There has been a lot of confusion from new comers about why gear labelled Lucent, Avaya, Agere and Wavelan all appear to be the same. Below is a great explanation by SamBlackman which was stolen from the PersonalTelco MailingList. -- AdamShand


Lucent was spun out of AT&T in 1996. It was basically the "gear maker" part of AT&T, i.e. the part that didn't own all the network infrastructure. Lucent made a wide variety of telecomm hardware, from circuit switched to optical to wireless equipment.

In year 2000, several years of aggressively bad accounting caught up to Lucent, and they started missing revenue and profit forecasts. The stock got hammered, and management decided that the best way to keep investors happy -- as well as raise cash and decrease debt for the parent company -- would be to spin off business units.
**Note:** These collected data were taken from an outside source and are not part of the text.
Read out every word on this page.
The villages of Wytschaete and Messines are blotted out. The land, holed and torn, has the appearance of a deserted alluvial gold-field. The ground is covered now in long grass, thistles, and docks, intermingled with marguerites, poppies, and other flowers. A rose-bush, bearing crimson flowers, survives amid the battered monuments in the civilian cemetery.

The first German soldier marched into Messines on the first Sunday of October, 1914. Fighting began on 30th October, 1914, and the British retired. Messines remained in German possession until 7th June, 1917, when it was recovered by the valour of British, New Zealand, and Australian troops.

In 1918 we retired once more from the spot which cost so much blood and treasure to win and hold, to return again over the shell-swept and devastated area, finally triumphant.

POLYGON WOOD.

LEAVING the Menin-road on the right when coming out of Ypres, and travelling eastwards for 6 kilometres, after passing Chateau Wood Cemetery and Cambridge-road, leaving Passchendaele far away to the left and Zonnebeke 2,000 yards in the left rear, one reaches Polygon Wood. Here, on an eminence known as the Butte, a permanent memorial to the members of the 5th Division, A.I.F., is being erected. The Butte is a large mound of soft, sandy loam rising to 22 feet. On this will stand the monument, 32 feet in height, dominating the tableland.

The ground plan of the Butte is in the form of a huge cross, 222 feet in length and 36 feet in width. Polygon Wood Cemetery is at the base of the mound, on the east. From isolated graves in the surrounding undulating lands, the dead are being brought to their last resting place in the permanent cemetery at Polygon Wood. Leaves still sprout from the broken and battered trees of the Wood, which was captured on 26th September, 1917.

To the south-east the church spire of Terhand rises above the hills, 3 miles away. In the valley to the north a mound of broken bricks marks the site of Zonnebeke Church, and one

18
The first unit they spun off was Avaya, which handles business networking stuff. That was in 2000. In a spinoff, the parent company sells a small percentage of the new company to the public -- usually 10 to 20% -- and then gives the rest to current shareholders as a dividend. So last year Lucent shareholders received a certain amount of Avaya stock based on how much Lucent stock they held.

The second unit they spun off was Agere, which was the microelectronics business -- chips and optoelectronics. Orinoco is a division of Agere, and if you want to get really specific was originally a company called WaveLAN that Lucent bought a few years ago.

So: Lucent, Avaya, and Agere are all now completely independent companies. Avaya and Agere used to be divisions of Lucent, but were spun off into their own separate companies. Finally, Orinoco is a division of Agere.